While millions of consumers around the world (including us) are still waiting for the privilege to pre-order an Apple Watch, let alone actually receive one, the fine folks over at iFixit have already torn an original model into dozens of tiny, beautiful, revolutionary pieces.
If you thought that the Apple Watch was a good looking piece of tech (or fashion) on the outside, just wait until you see the components on the inside. Since the Apple I days, Apple has always been a proponent of the belief that the way the inside of a product looks is just as important as the outside, and that’s clearly a philosophy carried into Apple’s first post-Jobs product category. Seriously, this thing is incredible.
Before digging into the device, iFixit’s Julia Bluff notes that “The hype does not disappoint. The watch is a masterwork of utilitarianism and high fashion, keeping with Marc Newson’s legacy of timepiece craftsmanship. Truly, Apple’s crowning achievement. We were concerned with repairability and device longevity, but our fears were quickly relieved. The device is easily repaired by a trained technician—and we expect the battery life to exceed expectations.”
Easily repaired, huh? That’s a term we don’t hear in connotation with most recent Apple offerings. Hopefully, this is the start of a new trend!
Those worried about replacing broken glass (especially in the extremely scratch-resistant, but more shatter-prone sapphire option) should note that the glass covering is easily removed and replaced, even from the laminated display. This marks a true evolution in Apple’s display engineering, as cracking the glass of any laminated iPhone or iPad Air 2 display will force you to replace the entire front panel.

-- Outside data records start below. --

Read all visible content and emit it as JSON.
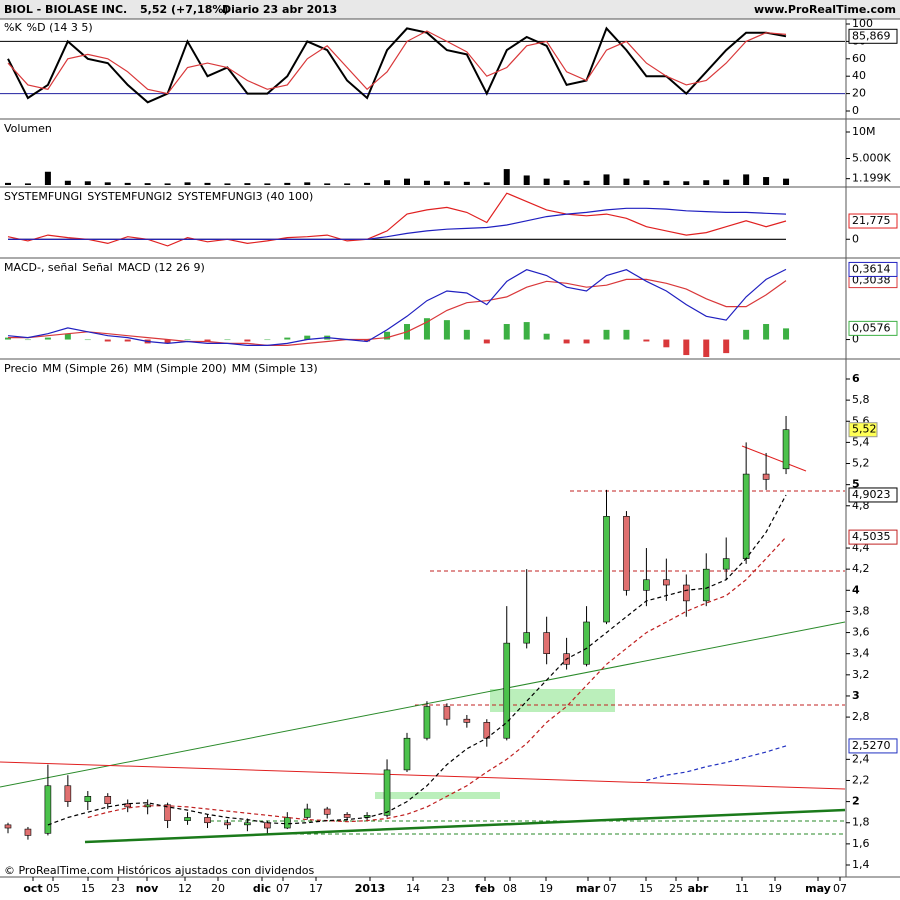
{
  "header": {
    "symbol": "BIOL - BIOLASE INC.",
    "quote": "5,52 (+7,18%)",
    "period": "Diario  23 abr 2013",
    "site": "www.ProRealTime.com"
  },
  "footer": "© ProRealTime.com Históricos ajustados con dividendos",
  "x_axis": {
    "labels": [
      "oct",
      "05",
      "15",
      "23",
      "nov",
      "12",
      "20",
      "dic",
      "07",
      "17",
      "2013",
      "14",
      "23",
      "feb",
      "08",
      "19",
      "mar",
      "07",
      "15",
      "25",
      "abr",
      "11",
      "19",
      "may",
      "07"
    ]
  },
  "chart_data": [
    {
      "type": "line",
      "ylim": [
        0,
        100
      ],
      "yticks": [
        0,
        20,
        40,
        60,
        80,
        100
      ],
      "levels": [
        20,
        80
      ],
      "series": [
        {
          "name": "%K",
          "color": "#000000",
          "values": [
            60,
            15,
            30,
            80,
            60,
            55,
            30,
            10,
            20,
            80,
            40,
            50,
            20,
            20,
            40,
            80,
            70,
            35,
            15,
            70,
            95,
            90,
            70,
            65,
            20,
            70,
            85,
            75,
            30,
            35,
            95,
            70,
            40,
            40,
            20,
            45,
            70,
            90,
            90,
            85.869
          ],
          "last_label": "85,869"
        },
        {
          "name": "%D (14 3 5)",
          "color": "#d9383a",
          "values": [
            55,
            30,
            25,
            60,
            65,
            60,
            45,
            25,
            20,
            50,
            55,
            50,
            35,
            25,
            30,
            60,
            75,
            50,
            25,
            45,
            80,
            92,
            80,
            68,
            40,
            50,
            75,
            80,
            45,
            35,
            70,
            80,
            55,
            40,
            30,
            35,
            55,
            80,
            90,
            88
          ]
        }
      ]
    },
    {
      "type": "bar",
      "title": "Volumen",
      "ylim": [
        0,
        10000
      ],
      "yticks": [
        {
          "value": 10000,
          "label": "10M"
        },
        {
          "value": 5000,
          "label": "5.000K"
        },
        {
          "value": 1199,
          "label": "1.199K"
        }
      ],
      "series": [
        {
          "color": "#000000",
          "values": [
            400,
            300,
            2500,
            800,
            700,
            500,
            400,
            350,
            300,
            500,
            400,
            300,
            350,
            300,
            400,
            500,
            300,
            300,
            400,
            900,
            1200,
            800,
            700,
            600,
            500,
            3000,
            1800,
            1200,
            900,
            800,
            2000,
            1200,
            900,
            800,
            700,
            900,
            1000,
            2000,
            1500,
            1199
          ]
        }
      ]
    },
    {
      "type": "line",
      "ylim": [
        -20,
        60
      ],
      "yticks": [
        0
      ],
      "series": [
        {
          "name": "SYSTEMFUNGI",
          "color": "#000000",
          "values": [
            0,
            0,
            0,
            0,
            0,
            0,
            0,
            0,
            0,
            0,
            0,
            0,
            0,
            0,
            0,
            0,
            0,
            0,
            0,
            0,
            0,
            0,
            0,
            0,
            0,
            0,
            0,
            0,
            0,
            0,
            0,
            0,
            0,
            0,
            0,
            0,
            0,
            0,
            0,
            0
          ]
        },
        {
          "name": "SYSTEMFUNGI2",
          "color": "#e02020",
          "values": [
            3,
            -2,
            5,
            2,
            0,
            -5,
            3,
            0,
            -8,
            2,
            -3,
            0,
            -5,
            -2,
            2,
            3,
            5,
            -2,
            0,
            10,
            30,
            35,
            38,
            32,
            20,
            55,
            45,
            35,
            30,
            28,
            30,
            25,
            15,
            10,
            5,
            8,
            15,
            22,
            15,
            21.775
          ],
          "last_label": "21,775"
        },
        {
          "name": "SYSTEMFUNGI3 (40 100)",
          "color": "#2020c0",
          "values": [
            0,
            0,
            0,
            0,
            0,
            0,
            0,
            0,
            0,
            0,
            0,
            0,
            0,
            0,
            0,
            0,
            0,
            0,
            0,
            3,
            7,
            10,
            12,
            13,
            14,
            17,
            22,
            27,
            30,
            32,
            35,
            37,
            37,
            36,
            34,
            33,
            32,
            32,
            31,
            30
          ]
        }
      ]
    },
    {
      "type": "line",
      "ylim": [
        -0.09,
        0.41
      ],
      "yticks": [
        0
      ],
      "series": [
        {
          "name": "MACD-, señal",
          "kind": "bar",
          "color": "#3cb043",
          "negative_color": "#d9383a",
          "values": [
            0.01,
            0,
            0.01,
            0.03,
            0,
            -0.01,
            -0.01,
            -0.02,
            -0.02,
            0,
            -0.01,
            0,
            -0.01,
            0,
            0.01,
            0.02,
            0.02,
            0,
            -0.01,
            0.04,
            0.08,
            0.11,
            0.1,
            0.05,
            -0.02,
            0.08,
            0.09,
            0.03,
            -0.02,
            -0.02,
            0.05,
            0.05,
            -0.01,
            -0.04,
            -0.08,
            -0.09,
            -0.07,
            0.05,
            0.08,
            0.0576
          ],
          "last_label": "0,0576"
        },
        {
          "name": "Señal",
          "color": "#d9383a",
          "values": [
            0.01,
            0.01,
            0.02,
            0.03,
            0.04,
            0.03,
            0.02,
            0.01,
            0,
            -0.01,
            -0.01,
            -0.02,
            -0.02,
            -0.03,
            -0.03,
            -0.02,
            -0.01,
            0,
            0,
            0.01,
            0.04,
            0.09,
            0.15,
            0.19,
            0.2,
            0.22,
            0.27,
            0.3,
            0.29,
            0.27,
            0.28,
            0.31,
            0.31,
            0.29,
            0.26,
            0.21,
            0.17,
            0.17,
            0.23,
            0.3038
          ],
          "last_label": "0,3038"
        },
        {
          "name": "MACD (12 26 9)",
          "color": "#2020c0",
          "values": [
            0.02,
            0.01,
            0.03,
            0.06,
            0.04,
            0.02,
            0.01,
            -0.01,
            -0.02,
            -0.01,
            -0.02,
            -0.02,
            -0.03,
            -0.03,
            -0.02,
            0,
            0.01,
            0,
            -0.01,
            0.05,
            0.12,
            0.2,
            0.25,
            0.24,
            0.18,
            0.3,
            0.36,
            0.33,
            0.27,
            0.25,
            0.33,
            0.36,
            0.3,
            0.25,
            0.18,
            0.12,
            0.1,
            0.22,
            0.31,
            0.3614
          ],
          "last_label": "0,3614"
        }
      ]
    },
    {
      "type": "candlestick",
      "title": "Precio",
      "ylim": [
        1.4,
        6
      ],
      "yticks": [
        {
          "value": 1.4,
          "label": "1,4"
        },
        {
          "value": 1.6,
          "label": "1,6"
        },
        {
          "value": 1.8,
          "label": "1,8"
        },
        2,
        {
          "value": 2.2,
          "label": "2,2"
        },
        {
          "value": 2.4,
          "label": "2,4"
        },
        {
          "value": 2.8,
          "label": "2,8"
        },
        3,
        {
          "value": 3.2,
          "label": "3,2"
        },
        {
          "value": 3.4,
          "label": "3,4"
        },
        {
          "value": 3.6,
          "label": "3,6"
        },
        {
          "value": 3.8,
          "label": "3,8"
        },
        4,
        {
          "value": 4.2,
          "label": "4,2"
        },
        {
          "value": 4.4,
          "label": "4,4"
        },
        {
          "value": 4.8,
          "label": "4,8"
        },
        5,
        {
          "value": 5.2,
          "label": "5,2"
        },
        {
          "value": 5.4,
          "label": "5,4"
        },
        {
          "value": 5.6,
          "label": "5,6"
        },
        {
          "value": 5.8,
          "label": "5,8"
        },
        6
      ],
      "candles": {
        "up_color": "#4cc24c",
        "down_color": "#e07070",
        "last_label": "5,52",
        "open": [
          1.78,
          1.74,
          1.7,
          2.15,
          2,
          2.05,
          1.98,
          1.95,
          1.97,
          1.82,
          1.85,
          1.8,
          1.78,
          1.8,
          1.75,
          1.85,
          1.93,
          1.88,
          1.85,
          1.87,
          2.3,
          2.6,
          2.9,
          2.78,
          2.75,
          2.6,
          3.5,
          3.6,
          3.4,
          3.3,
          3.7,
          4.7,
          4,
          4.1,
          4.05,
          3.9,
          4.2,
          4.3,
          5.1,
          5.15
        ],
        "high": [
          1.8,
          1.76,
          2.35,
          2.25,
          2.1,
          2.08,
          2.02,
          2.02,
          1.99,
          1.9,
          1.88,
          1.83,
          1.84,
          1.82,
          1.9,
          1.98,
          1.95,
          1.9,
          1.9,
          2.4,
          2.65,
          2.95,
          2.93,
          2.82,
          2.78,
          3.85,
          4.2,
          3.75,
          3.55,
          3.85,
          4.95,
          4.75,
          4.4,
          4.3,
          4.15,
          4.35,
          4.5,
          5.4,
          5.3,
          5.65
        ],
        "low": [
          1.7,
          1.64,
          1.68,
          1.95,
          1.92,
          1.93,
          1.9,
          1.88,
          1.75,
          1.78,
          1.75,
          1.74,
          1.72,
          1.7,
          1.74,
          1.83,
          1.84,
          1.82,
          1.82,
          1.85,
          2.28,
          2.58,
          2.72,
          2.7,
          2.52,
          2.58,
          3.45,
          3.3,
          3.25,
          3.28,
          3.68,
          3.95,
          3.85,
          3.9,
          3.75,
          3.85,
          4.1,
          4.25,
          4.95,
          5.1
        ],
        "close": [
          1.75,
          1.68,
          2.15,
          2,
          2.05,
          1.98,
          1.95,
          1.97,
          1.82,
          1.85,
          1.8,
          1.78,
          1.8,
          1.75,
          1.85,
          1.93,
          1.88,
          1.85,
          1.87,
          2.3,
          2.6,
          2.9,
          2.78,
          2.75,
          2.6,
          3.5,
          3.6,
          3.4,
          3.3,
          3.7,
          4.7,
          4,
          4.1,
          4.05,
          3.9,
          4.2,
          4.3,
          5.1,
          5.05,
          5.52
        ]
      },
      "series": [
        {
          "name": "MM (Simple 26)",
          "color": "#c02020",
          "dash": true,
          "values": [
            null,
            null,
            null,
            null,
            1.85,
            1.9,
            1.94,
            1.96,
            1.96,
            1.95,
            1.93,
            1.91,
            1.89,
            1.87,
            1.85,
            1.83,
            1.82,
            1.81,
            1.82,
            1.84,
            1.88,
            1.95,
            2.05,
            2.15,
            2.28,
            2.4,
            2.55,
            2.75,
            2.9,
            3.1,
            3.3,
            3.45,
            3.6,
            3.7,
            3.8,
            3.88,
            3.95,
            4.1,
            4.3,
            4.5035
          ],
          "last_label": "4,5035"
        },
        {
          "name": "MM (Simple 200)",
          "color": "#2030c0",
          "dash": true,
          "values": [
            null,
            null,
            null,
            null,
            null,
            null,
            null,
            null,
            null,
            null,
            null,
            null,
            null,
            null,
            null,
            null,
            null,
            null,
            null,
            null,
            null,
            null,
            null,
            null,
            null,
            null,
            null,
            null,
            null,
            null,
            null,
            null,
            2.2,
            2.25,
            2.28,
            2.33,
            2.37,
            2.42,
            2.47,
            2.527
          ],
          "last_label": "2,5270"
        },
        {
          "name": "MM (Simple 13)",
          "color": "#000000",
          "dash": true,
          "values": [
            null,
            null,
            1.78,
            1.85,
            1.9,
            1.95,
            1.98,
            1.99,
            1.95,
            1.92,
            1.88,
            1.85,
            1.83,
            1.8,
            1.79,
            1.8,
            1.82,
            1.83,
            1.85,
            1.9,
            2,
            2.15,
            2.35,
            2.5,
            2.6,
            2.75,
            2.95,
            3.15,
            3.35,
            3.45,
            3.6,
            3.75,
            3.9,
            3.95,
            4,
            4.02,
            4.1,
            4.3,
            4.55,
            4.9023
          ],
          "last_label": "4,9023"
        }
      ]
    }
  ]
}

I was already planning to pick up the Apple Watch, but as someone who doesn’t often wear a wristwatch, I’ve always felt wary of the durability of such a device. After poring over iFixit’s highly detailed teardown, however, I can sleep easy knowing that if the unthinkable does happen, an easy repair is just a Genius Bar visit away.
Again, you can check out iFixit’s full teardown here, or watch their video version below!
Be sure to let us know which version of the Apple Watch you plan to pick up, and if you were fooled by iFixit’s clever April Fool’s day prank. The watch torn apart was actually a real Apple timepiece, made available to customers back in 1995.